# Games for the PC like...



## Sora de Eclaune (Jan 31, 2012)

Are there any games for the PC like (or cloned from) the iPod/iPhone/Android games made by Kairosoft (i.e. Game Dev Story, Mega Mall Story, etc.)?

Edit) I know about Game Studio Story on Facebook, but every time I try to go find it it apparently no longer exists.
Edit2) Also, I'd like the games to be in ENGLISH.


----------



## machomuu (Jan 31, 2012)

I don't know specifics as I don't play mobile games, but many can be found on Newgrounds and Steam.


----------



## Sora de Eclaune (Jan 31, 2012)

machomuu said:


> I don't know specifics as I don't play mobile games, but many can be found on Newgrounds and Steam.
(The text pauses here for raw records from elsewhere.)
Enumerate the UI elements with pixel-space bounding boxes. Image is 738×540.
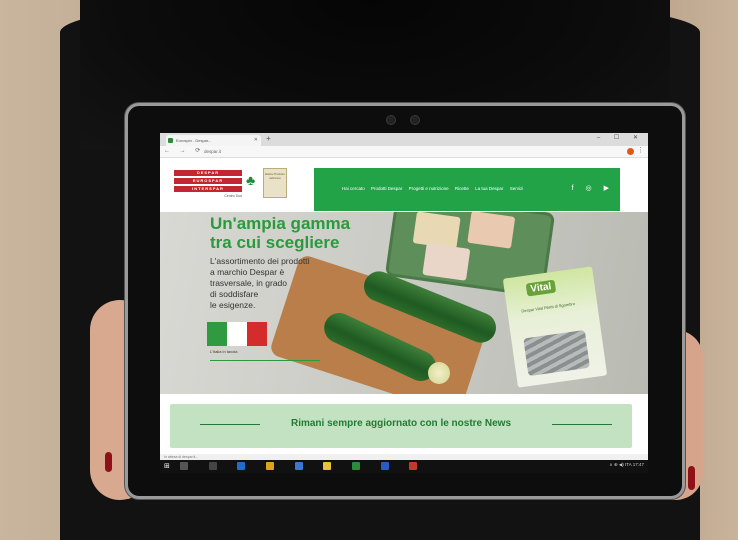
- taskbar-apps: [180, 462, 427, 470]
- system-tray[interactable]: ∧ ⊕ ◀) ITA 17:47: [609, 462, 644, 468]
- window-controls[interactable]: – ☐ ✕: [597, 134, 644, 141]
- package-text: Despar Vital Filetti di Sgombro: [521, 301, 576, 314]
- start-button[interactable]: ⊞: [164, 462, 170, 470]
- logo-subtitle: Centro Sud: [224, 194, 242, 198]
- nav-item[interactable]: Hai cercato: [342, 186, 365, 191]
- browser-addressbar: ← → ⟳ despar.it ⋮: [160, 146, 648, 158]
- extension-icon[interactable]: [627, 148, 634, 155]
- app-icon[interactable]: [380, 462, 389, 470]
- award-badge: Eletta Prodotto dell'anno: [263, 168, 287, 198]
- hero-banner[interactable]: Vital Despar Vital Filetti di Sgombro Un…: [160, 212, 648, 394]
- social-icons[interactable]: f ◎ ▶: [572, 184, 614, 192]
- edge-icon[interactable]: [237, 462, 246, 470]
- task-view-icon[interactable]: [208, 462, 217, 470]
- search-icon[interactable]: [180, 462, 188, 470]
- close-icon[interactable]: ✕: [254, 135, 258, 146]
- url-input[interactable]: despar.it: [204, 148, 584, 156]
- tablet-device: Eurospin - Despar... ✕ + – ☐ ✕ ← → ⟳ des…: [125, 103, 685, 499]
- despar-logo[interactable]: DESPAR EUROSPAR INTERSPAR Centro Sud: [174, 170, 242, 200]
- hero-description: L'assortimento dei prodotti a marchio De…: [210, 256, 310, 310]
- package-brand: Vital: [525, 279, 557, 297]
- app-icon[interactable]: [352, 462, 361, 470]
- nav-buttons[interactable]: ← → ⟳: [164, 147, 204, 154]
- nav-item[interactable]: Prodotti Despar: [371, 186, 402, 191]
- fingernail: [688, 466, 695, 490]
- browser-tab[interactable]: Eurospin - Despar... ✕: [166, 135, 261, 146]
- news-section: Rimani sempre aggiornato con le nostre N…: [160, 394, 648, 454]
- nav-item[interactable]: La tua Despar: [475, 186, 503, 191]
- tab-title: Eurospin - Despar...: [176, 138, 212, 143]
- logo-line: EUROSPAR: [174, 178, 242, 184]
- new-tab-button[interactable]: +: [266, 134, 271, 143]
- fingernail: [105, 452, 112, 472]
- tablet-screen: Eurospin - Despar... ✕ + – ☐ ✕ ← → ⟳ des…: [160, 133, 648, 473]
- divider-line: [210, 360, 320, 361]
- hero-title: Un'ampia gamma tra cui scegliere: [210, 214, 351, 252]
- flag-label: L'Italia in tavola: [210, 349, 238, 354]
- package-fish-image: [523, 329, 590, 377]
- zucchini-slice: [428, 362, 450, 384]
- divider-line: [552, 424, 612, 425]
- italian-flag: [207, 322, 267, 346]
- newsletter-banner[interactable]: Rimani sempre aggiornato con le nostre N…: [170, 404, 632, 448]
- site-header: DESPAR EUROSPAR INTERSPAR Centro Sud ♣ E…: [160, 158, 648, 212]
- browser-tabbar: Eurospin - Despar... ✕ + – ☐ ✕: [160, 133, 648, 146]
- camera-sensor: [386, 115, 396, 125]
- store-icon[interactable]: [294, 462, 303, 470]
- nav-item[interactable]: Ricette: [455, 186, 469, 191]
- spar-tree-icon: ♣: [246, 172, 256, 188]
- main-navigation: Hai cercato Prodotti Despar Progetti e n…: [314, 168, 620, 211]
- cracker: [467, 212, 516, 249]
- camera-lens: [410, 115, 420, 125]
- favicon-icon: [168, 138, 173, 143]
- nav-item[interactable]: Servizi: [510, 186, 524, 191]
- nav-item[interactable]: Progetti e nutrizione: [409, 186, 449, 191]
- windows-taskbar: ⊞ ∧ ⊕ ◀) ITA 17:47: [160, 460, 648, 473]
- logo-line: INTERSPAR: [174, 186, 242, 192]
- chrome-icon[interactable]: [323, 462, 332, 470]
- folder-icon[interactable]: [266, 462, 275, 470]
- product-package: Vital Despar Vital Filetti di Sgombro: [502, 266, 608, 388]
- nav-items: Hai cercato Prodotti Despar Progetti e n…: [342, 186, 528, 191]
- cracker: [422, 242, 471, 281]
- menu-icon[interactable]: ⋮: [637, 146, 644, 154]
- logo-line: DESPAR: [174, 170, 242, 176]
- app-icon[interactable]: [409, 462, 418, 470]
No, I looked there but couldn't find a thing.

I'm mainly looking for PC variants because my roommates want their own save files but some of the Kairosoft games only have one save slot.


----------



## machomuu (Jan 31, 2012)

Oh, sorry q:, I thought you meant mobile games in general, not Kairosoft specifically

I found these, though:
http://forums.whirlp...archive/1840039
http://answers.yahoo...29160938AAvi6Ak


----------



## DS1 (Jan 31, 2012)

None in English, but there are a few free in Japanese. I really got into the Manga game, which is really funny, but unfortunately a lot simpler than GameDev Story.

edit: All the Japanese games are MUCH MUCH older than the newer games released for mobile platforms. Like GameDev Story DX II or whatever is a super-old version of the game people play on the iphone/ipad.


----------



## Tom Bombadildo (Jan 31, 2012)

Sora de Eclaune said:


> machomuu said:
> 
> 
> > I don't know specifics as I don't play mobile games, but many can be found on Newgrounds and Steam.
> ...


If you have any kind of Android device you can use http://bluestacks.com/ to play Android games on your PC. Whether or not Game Dev Story or any of the Kairosoft games work I have no clue. It was in it's alpha states and will be moving onto the beta stage soon so it's not accessible at the moment but you an always sign up early


----------



## Sora de Eclaune (Jan 31, 2012)

Oh...

Well, I guess my roommates are going to have to suck it up, then. They don't play games in foreign languages unless you don't need the language to play.

...I couldn't even get them to play Touhou until I found a translation patch.




Pinkie232 said:


> Sora de Eclaune said:
> 
> 
> > machomuu said:
> ...


No, I was looking for the games (or clones of them) made specifically for the PC.


----------